Sunday, October 5, 2008

Campfire Effect

After reading the "Campfire Effect", I feel that I am not prepared to teach ELL students. I did student teach in East Hartford, and although I may have had a lot of hispanic students,  not many were ELL students. Some students did have trouble with English, but they could all speak it and for the most part understand. I remember having difficulty explaining words in English because of language barriers, but for the most part we understood each other. However, that doesn't do me any good if when I start teaching next year and i have 5 students who do not speak English. I will not feel prepared to teach them in the best possible way. My only language background is French from taking 6 years of it, but I do not have any Spanish background, if any of my students were Spanish speaking. I really do feel that as preservice students, we should have a class in teaching ELL. There are a lot of areas in teaching that I do not feel prepared for, ELL students is one, as well as teaching students with disabilities, or even students with ADHD. I really feel that it would be beneficial for UConn to have a required class on ELL students or at least teach topics of it throughout other classes. 

3 comments:

Kim said...

I agree Kara- After doing that survey, I realized that Wow I really don't know enough about teaching ELs.

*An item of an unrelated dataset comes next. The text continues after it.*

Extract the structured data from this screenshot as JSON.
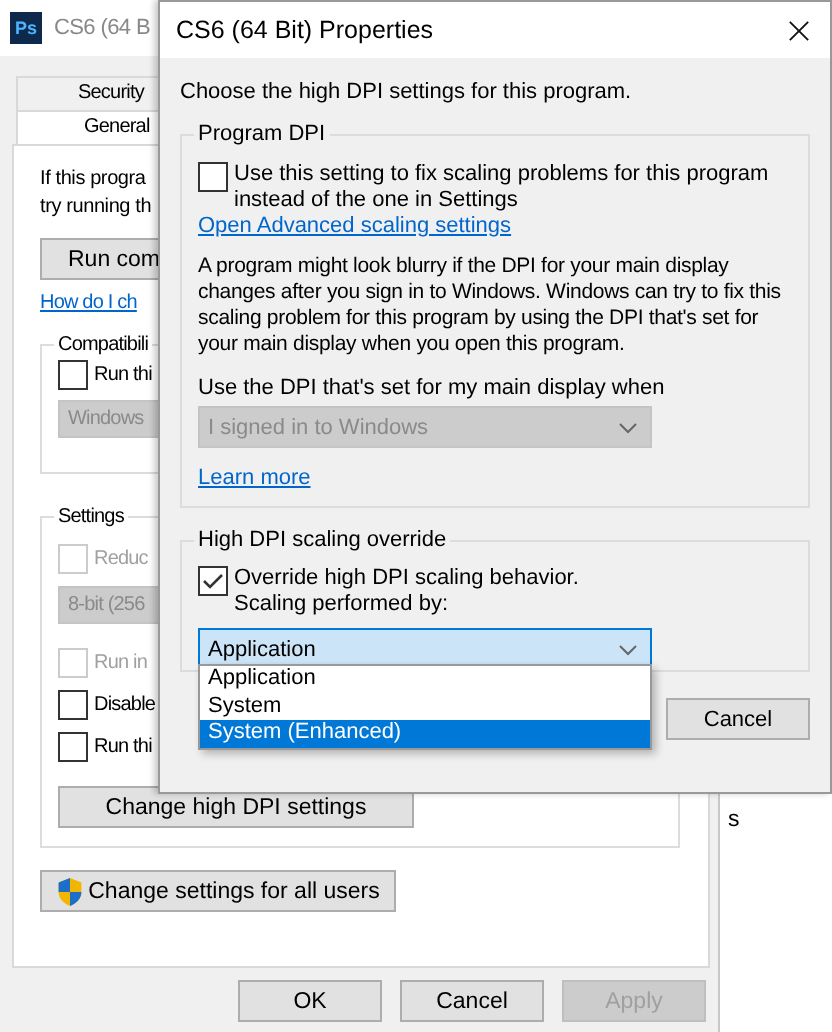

I had a few EL students in my student teaching class. Even now in my internship, one of my students recently came from Belgium, so I'm watching carefully as the classroom teacher teaches him to pick up any strategies or tips. I think we should have had a course also or talk about in our other courses especially since inclusion is big now. What I found helpful was using a lot of visuals, sentence frames, and modeling. Also if there is another student who is bi-lingual you can have that student translate directions. There is no one way to teach EL students especially since you have may students that are at varying level of proficiency.

nsatagaj said...

Hi Kara,

I agree that I feel so unprepared to work with ELL students. However, I've been thinking about this and I feel that, if I'm at least concerned and aware as a teacher, that is the first step. I know that I am going to try everything I can think of to help my students. And it is amazing what one can come up with! I worked with an ELL in my student teaching experience and even though there were many days I felt so incompentent, I began to learn what worked and what didn't. Sometimes being an inventive teacher is the best thing we can do.

Nicole

cmatteis15 said...

I completely agree with you. I have some experience with ELL students but none with students who don't speak any English. This is very scary for me to think about because any student could start in my class and not know English. I know Spanish a little well, but what if the students come from China or the middle east? How can you communicate with these kids when you don't know any of their language at all? The same goes for students with disabilities. There are so many ways kids can have special needs that it is impossible to be prepared for all of them but I don't feel like I am at all prepared. Likewise I don't feel like I am very prepared to teach gifted students. I feel like we have only briefly grazed upon all of these issues and I have expressed this to several UC professors but I don't feel like they are in control of the kinds of classes we take, but this is something that I think we should voice to the school of ed.